SPAC managers may use investors’ money to acquire or merge with private entities that then become part of the publicly-traded company. Investors often refer to SPACs as “blank check” companies because they can move to acquire other businesses without revealing it until the deal is ready for a shareholders’ approval vote.
Declining stock value may lead to an investors’ lawsuit
When SPACs acquire or merge with private enterprises, the companies combine. The SPAC’s value can, however, decline based on a variety of factors. The post-merger company may, for example, fail or perform poorly. Shareholders may then find that their stock value fell when they decide to sell their shares.
If stock values fall, aggrieved investors may file a legal action alleging a breach of fiduciary duty.

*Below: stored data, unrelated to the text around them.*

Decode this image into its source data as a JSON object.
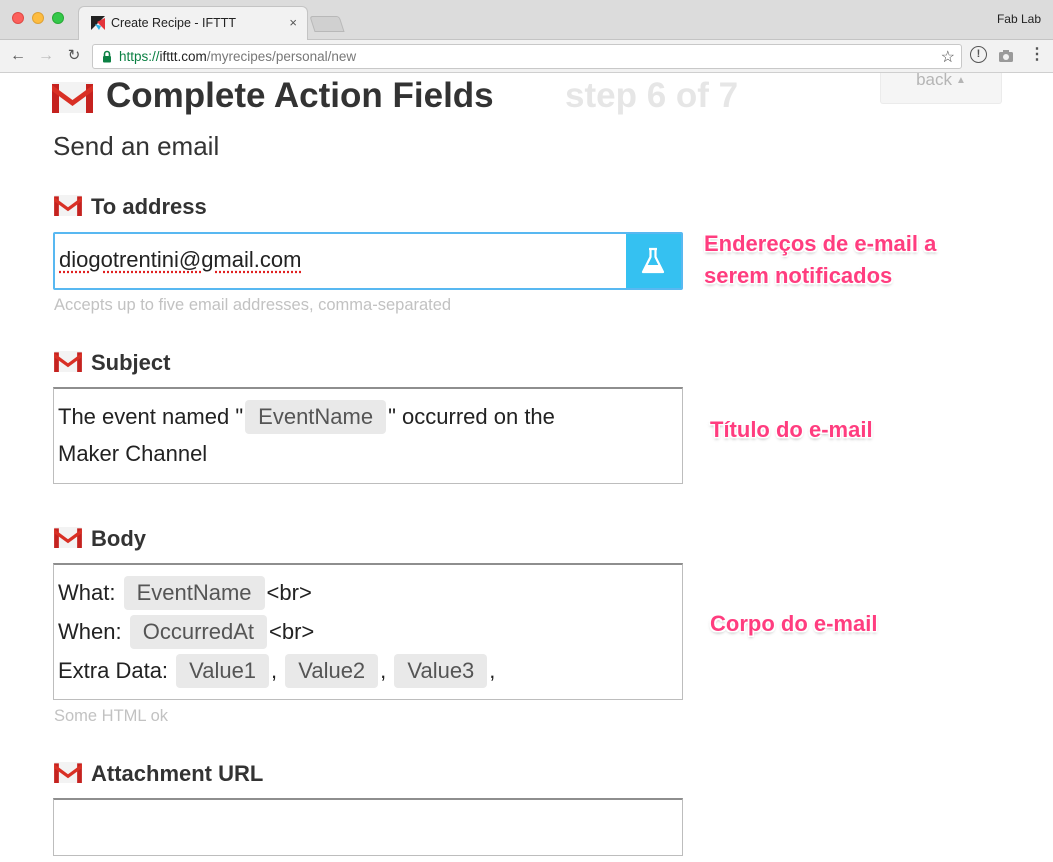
{
  "browser": {
    "tab_title": "Create Recipe - IFTTT",
    "tab_close": "×",
    "profile_name": "Fab Lab",
    "url": {
      "scheme": "https://",
      "host": "ifttt.com",
      "path": "/myrecipes/personal/new"
    }
  },
  "header": {
    "title": "Complete Action Fields",
    "step": "step 6 of 7",
    "back_label": "back",
    "back_caret": "▲",
    "subtitle": "Send an email"
  },
  "fields": {
    "to_address": {
      "label": "To address",
      "value": "diogotrentini@gmail.com",
      "helper": "Accepts up to five email addresses, comma-separated"
    },
    "subject": {
      "label": "Subject",
      "line1_before": "The event named \"",
      "line1_pill": "EventName",
      "line1_after": "\" occurred on the",
      "line2": "Maker Channel"
    },
    "body": {
      "label": "Body",
      "line1_label": "What:",
      "line1_pill": "EventName",
      "line1_after": "<br>",
      "line2_label": "When:",
      "line2_pill": "OccurredAt",
      "line2_after": "<br>",
      "line3_label": "Extra Data:",
      "line3_pills": [
        "Value1",
        "Value2",
        "Value3"
      ],
      "separator": ",",
      "helper": "Some HTML ok"
    },
    "attachment": {
      "label": "Attachment URL",
      "value": ""
    }
  },
  "annotations": {
    "to_address_line1": "Endereços de e-mail a",
    "to_address_line2": "serem notificados",
    "subject": "Título do e-mail",
    "body": "Corpo do e-mail"
  },
  "colors": {
    "accent": "#35c1f1",
    "annotation": "#ff3d7f",
    "gmail_red": "#c5221f",
    "focus_border": "#58b8f1"
  },
  "icons": [
    "gmail-icon",
    "flask-icon",
    "lock-icon",
    "star-icon",
    "ifttt-favicon"
  ]
}
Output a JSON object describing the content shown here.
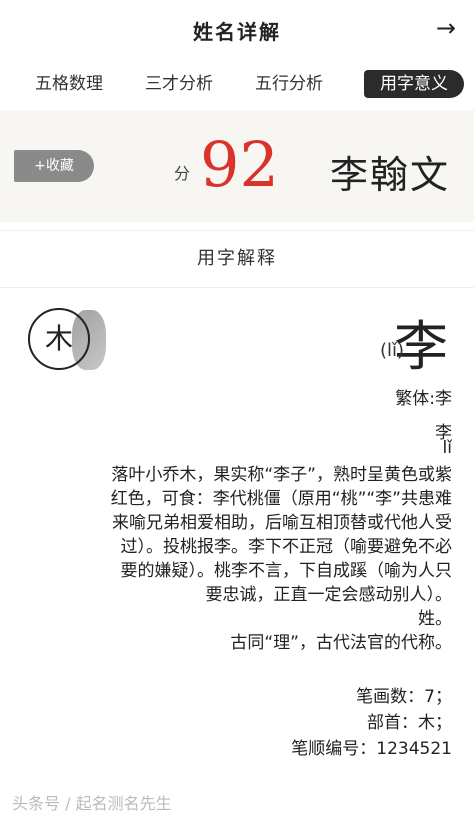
{
  "header": {
    "title": "姓名详解",
    "back_icon": "arrow-right-icon"
  },
  "tabs": [
    {
      "label": "用字意义",
      "active": true
    },
    {
      "label": "五行分析",
      "active": false
    },
    {
      "label": "三才分析",
      "active": false
    },
    {
      "label": "五格数理",
      "active": false
    }
  ],
  "score": {
    "name": "李翰文",
    "value": "92",
    "unit": "分",
    "fav_label": "+收藏"
  },
  "section": {
    "title": "用字解释"
  },
  "character": {
    "char": "李",
    "pinyin": "(lǐ)",
    "element": "木",
    "traditional": "繁体:李",
    "lines": [
      "李",
      "lǐ",
      "落叶小乔木，果实称“李子”，熟时呈黄色或紫",
      "红色，可食：李代桃僵（原用“桃”“李”共患难",
      "来喻兄弟相爱相助，后喻互相顶替或代他人受",
      "过）。投桃报李。李下不正冠（喻要避免不必",
      "要的嫌疑）。桃李不言，下自成蹊（喻为人只",
      "要忠诚，正直一定会感动别人）。",
      "姓。",
      "古同“理”，古代法官的代称。"
    ],
    "strokes": "笔画数：7；",
    "radical": "部首：木；",
    "stroke_order": "笔顺编号：1234521"
  },
  "footer": {
    "text": "头条号 / 起名测名先生"
  }
}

As noted by the Harvard Law School Forum on Corporate Governance, investors may also include an acquired company and its board of directors as defendants in their complaint.
Proof of a breach of duty and other outcomes
Managers and directors owe investors a fiduciary duty of care to make decisions in good faith and with loyalty to shareholders’ best interests. Investors may, however, provide evidence that managers failed to uphold their duty, such as by not disclosing accurate information about an acquired company.
An investors’ lawsuit may cause federal officials to launch an investigation into the SPAC or its managers. If evidence appears to show that managers or directors omitted information or published false material statements, they may face a separate action for an alleged violation of SEC rules.